The sums involved can be material. With WIP being the biggest element in the Net Asset Value these valuations can make a major impact on the value actually achieved for the sale of the business. It is however a truism that the value of Work in Progress is only ever an estimate of the true value which is only really established at the point where the matter is billed and collected.
This is where the payment terms of the merger transaction become important. In theory it may be in the seller’s best interest to wait until matters are completed and collect their value at that point. Fine in theory but most sellers do not want to wait, they want their money upfront and do not want to rely on the buyer to compute and remit the realised value. If that’s the case and much of the consideration is paid upfront it is worth spending the time to establish detailed valuation formats and rules specify how the work in progress is to be valued (possibly by work type) for the purposes of the merger.

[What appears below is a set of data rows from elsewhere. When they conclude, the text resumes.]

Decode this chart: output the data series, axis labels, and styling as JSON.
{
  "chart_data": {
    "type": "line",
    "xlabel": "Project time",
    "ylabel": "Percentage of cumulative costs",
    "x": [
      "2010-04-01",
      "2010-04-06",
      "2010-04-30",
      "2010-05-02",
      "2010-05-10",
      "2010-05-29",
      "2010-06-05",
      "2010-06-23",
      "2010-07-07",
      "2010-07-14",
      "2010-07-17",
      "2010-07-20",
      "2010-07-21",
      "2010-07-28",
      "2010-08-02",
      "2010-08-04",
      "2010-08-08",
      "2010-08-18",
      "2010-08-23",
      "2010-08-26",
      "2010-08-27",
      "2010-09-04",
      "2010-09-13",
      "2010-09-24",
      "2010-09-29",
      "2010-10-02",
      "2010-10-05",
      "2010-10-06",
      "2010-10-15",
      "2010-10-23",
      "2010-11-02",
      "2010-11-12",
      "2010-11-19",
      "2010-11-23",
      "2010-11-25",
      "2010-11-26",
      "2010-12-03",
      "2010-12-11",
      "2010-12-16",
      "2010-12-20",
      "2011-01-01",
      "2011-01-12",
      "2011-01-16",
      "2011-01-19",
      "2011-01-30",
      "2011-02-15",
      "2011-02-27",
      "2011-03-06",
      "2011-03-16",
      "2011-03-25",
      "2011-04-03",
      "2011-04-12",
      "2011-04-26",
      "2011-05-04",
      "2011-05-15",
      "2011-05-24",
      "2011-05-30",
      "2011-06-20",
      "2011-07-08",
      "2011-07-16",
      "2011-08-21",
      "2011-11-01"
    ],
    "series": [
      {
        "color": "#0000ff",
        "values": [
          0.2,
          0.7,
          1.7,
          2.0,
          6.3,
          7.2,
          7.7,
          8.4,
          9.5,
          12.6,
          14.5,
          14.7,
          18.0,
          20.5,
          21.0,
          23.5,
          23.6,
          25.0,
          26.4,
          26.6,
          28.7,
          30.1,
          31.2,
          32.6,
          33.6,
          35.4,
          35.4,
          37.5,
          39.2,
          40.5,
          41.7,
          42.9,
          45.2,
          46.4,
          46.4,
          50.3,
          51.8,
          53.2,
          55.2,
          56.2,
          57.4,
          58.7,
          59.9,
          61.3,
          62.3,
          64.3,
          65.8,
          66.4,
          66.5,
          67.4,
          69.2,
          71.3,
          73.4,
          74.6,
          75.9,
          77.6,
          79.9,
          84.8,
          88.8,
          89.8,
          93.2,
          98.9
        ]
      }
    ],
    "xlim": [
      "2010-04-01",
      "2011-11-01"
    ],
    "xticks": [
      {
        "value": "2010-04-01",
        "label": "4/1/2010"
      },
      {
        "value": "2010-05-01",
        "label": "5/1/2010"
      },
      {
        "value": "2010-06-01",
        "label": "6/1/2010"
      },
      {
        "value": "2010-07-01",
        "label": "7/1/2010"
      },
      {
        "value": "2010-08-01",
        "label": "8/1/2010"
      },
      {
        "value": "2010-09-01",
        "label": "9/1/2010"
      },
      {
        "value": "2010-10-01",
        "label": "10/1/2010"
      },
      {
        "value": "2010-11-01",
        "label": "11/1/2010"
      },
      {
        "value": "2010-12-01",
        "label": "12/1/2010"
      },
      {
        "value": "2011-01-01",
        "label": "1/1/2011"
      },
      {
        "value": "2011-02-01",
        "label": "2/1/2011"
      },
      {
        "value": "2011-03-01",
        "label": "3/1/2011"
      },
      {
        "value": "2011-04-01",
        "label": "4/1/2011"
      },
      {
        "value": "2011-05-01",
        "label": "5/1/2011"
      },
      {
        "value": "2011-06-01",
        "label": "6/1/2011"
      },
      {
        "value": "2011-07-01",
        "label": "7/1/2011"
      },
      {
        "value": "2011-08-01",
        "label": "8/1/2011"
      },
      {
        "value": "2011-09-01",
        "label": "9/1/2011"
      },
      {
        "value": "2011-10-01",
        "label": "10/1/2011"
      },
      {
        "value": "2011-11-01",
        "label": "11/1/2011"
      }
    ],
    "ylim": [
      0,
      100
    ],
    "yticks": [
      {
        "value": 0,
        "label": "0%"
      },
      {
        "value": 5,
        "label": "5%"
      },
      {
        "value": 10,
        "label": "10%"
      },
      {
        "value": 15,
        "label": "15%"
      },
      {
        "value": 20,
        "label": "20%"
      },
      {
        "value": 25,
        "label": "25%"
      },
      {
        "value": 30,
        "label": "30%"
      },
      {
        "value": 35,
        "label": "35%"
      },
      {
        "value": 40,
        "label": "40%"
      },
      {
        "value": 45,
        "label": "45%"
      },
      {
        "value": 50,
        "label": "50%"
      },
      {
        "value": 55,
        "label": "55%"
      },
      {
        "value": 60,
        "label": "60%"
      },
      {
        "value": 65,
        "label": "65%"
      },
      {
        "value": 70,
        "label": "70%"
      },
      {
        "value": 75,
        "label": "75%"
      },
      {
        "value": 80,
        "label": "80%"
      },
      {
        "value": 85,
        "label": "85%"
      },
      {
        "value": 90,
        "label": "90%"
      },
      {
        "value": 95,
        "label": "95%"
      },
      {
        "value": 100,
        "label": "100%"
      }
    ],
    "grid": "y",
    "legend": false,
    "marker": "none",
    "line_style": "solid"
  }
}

All of this can take time and effort at a point where time is scarce to avoid creating accidental winners and losers in an acquisition. In the case of the true merger the issue is doubly important as both parties would need to be clear about the value of the assets that they are bringing to the combined enterprise. Double the possibility for error
It can be tempting to treat the WIP valuation is a technical side issue but it can be costly to do so. There is value in taking the time to take all the relevant factors into account professional advice can pay for itself several times over.